Uma semana depois da revelação de que está sendo investigada pelo Ministério Público Federal (MPF) por venda de armamento que teria parado nas mãos de guerrilheiros no Iêmen, a empresa Taurus procurou ZH para fornecer detalhes da operação e afirmar que está certa de que tudo correu dentro da lei. Com sede no Rio Grande do Sul e controlada desde 2014 pela paulista CBC, a Taurus fechou em 2013 a venda de um lote de 8 mil armas para o governo do Djibuti, país africano próximo ao Iêmen.
A negociação foi intermediada pela empresa Itkan, representada por três executivos, um deles Fares Mohamed Mana'a, que, desde 2010, consta na lista da ONU como um dos maiores traficantes internacionais de armas.
O primeiro carregamento de pistolas e revólveres chegou ao Djibuti em 2014 e, segundo a investigação, teria sido desviado para o Iêmen. A Taurus afirma que a venda foi aprovada pelo Ministério da Defesa brasileiro e pelo Itamaraty e que o Djibuti não está sob embargo da ONU. Dois ex-executivos da Taurus foram denunciados pelo MPF por venda ilegal de armas. O processo está concentrado em Eduardo Pezzuol (ex-gerente de exportação) e Leonardo Sperry (ex-supervisor de exportação), que comandaram as negociações. "(Os executivos) se valeram de fraude para simular o destino real do armamento, bem como para ocultar o envolvimento do também denunciado Fares Mana'a, uma vez que se tratava de país sob embargo internacional e pessoa sancionada pelas Nações Unidas", aponta a denúncia, que está em segredo de Justiça e cujo teor foi divulgado com exclusividade na semana passada pela agência de notícias Reuters.
Num primeiro momento, a reportagem afirmou incorretamente que a Taurus também estava denunciada, mas, em seguida, a Reuters corrigiu a informação.
O segundo lote da venda, composto por 3 mil armas, deveria ter chegado ao Djibuti em 2015, mas foi interceptado pela Taurus quando já estava embarcado em um navio e desviado para a Arábia Saudita, onde está armazenado à espera do desfecho da investigação policial.
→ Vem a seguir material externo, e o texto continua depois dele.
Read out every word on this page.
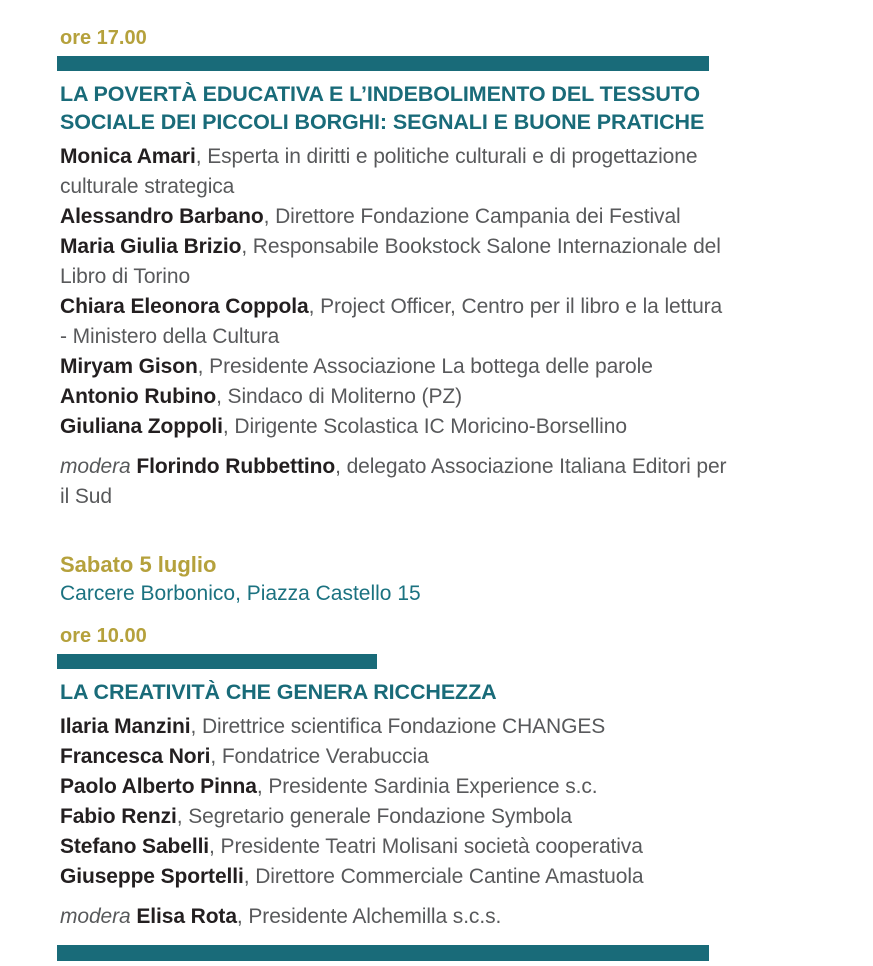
ore 17.00

LA POVERTÀ EDUCATIVA E L’INDEBOLIMENTO DEL TESSUTO SOCIALE DEI PICCOLI BORGHI: SEGNALI E BUONE PRATICHE

Monica Amari, Esperta in diritti e politiche culturali e di progettazione culturale strategica

Alessandro Barbano, Direttore Fondazione Campania dei Festival

Maria Giulia Brizio, Responsabile Bookstock Salone Internazionale del Libro di Torino

Chiara Eleonora Coppola, Project Officer, Centro per il libro e la lettura - Ministero della Cultura

Miryam Gison, Presidente Associazione La bottega delle parole

Antonio Rubino, Sindaco di Moliterno (PZ)

Giuliana Zoppoli, Dirigente Scolastica IC Moricino-Borsellino

modera Florindo Rubbettino, delegato Associazione Italiana Editori per il Sud

Sabato 5 luglio

Carcere Borbonico, Piazza Castello 15

ore 10.00

LA CREATIVITÀ CHE GENERA RICCHEZZA

Ilaria Manzini, Direttrice scientifica Fondazione CHANGES

Francesca Nori, Fondatrice Verabuccia

Paolo Alberto Pinna, Presidente Sardinia Experience s.c.

Fabio Renzi, Segretario generale Fondazione Symbola

Stefano Sabelli, Presidente Teatri Molisani società cooperativa

Giuseppe Sportelli, Direttore Commerciale Cantine Amastuola

modera Elisa Rota, Presidente Alchemilla s.c.s.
No início de 2016, a empresa cancelou todos os negócios com o país. A venda de pistolas e revólveres para o Djibuti gerou uma receita de US$ 2 milhões, o equivalente a 0,5% do mercado anual da Taurus no exterior.
Por conta do negócio que está sob investigação, o Rio Grande do Sul recebeu por alguns dias, em 2015, a visita do traficante de armas Mana'a. Na condição de executivo, ele visitou a fábrica da Taurus em São Leopoldo e teve despesas de hospedagem pagas pela Taurus. A empresa afirma que, como é de praxe em casos de visitantes estrangeiros, procurou facilitar a entrada dele no Brasil junto ao Itamaraty.
A Taurus reconhece a sensibilidade de negociar armas com países da região conhecida como Chifre da África, envolvida em guerras e com presença de organizações terroristas, como a rede Al-Qaeda. Mesmo assim, não buscou, à época, informações detalhadas sobre o perfil dos clientes, especialmente Mana'a. Esse processo, segundo os executivos, foi revisto e maiores controles foram implantados.
Fares Mohammed Mana'a lidera rebeldes huthis na região de Sadah, no Iêmen. Mas seus negócios vão além das fronteiras do país _ suas armas, compradas no mercado ilegal, abastecem inclusive o grupo Al-Shabah, braço da rede terrorista Al-Qaeda na Somália.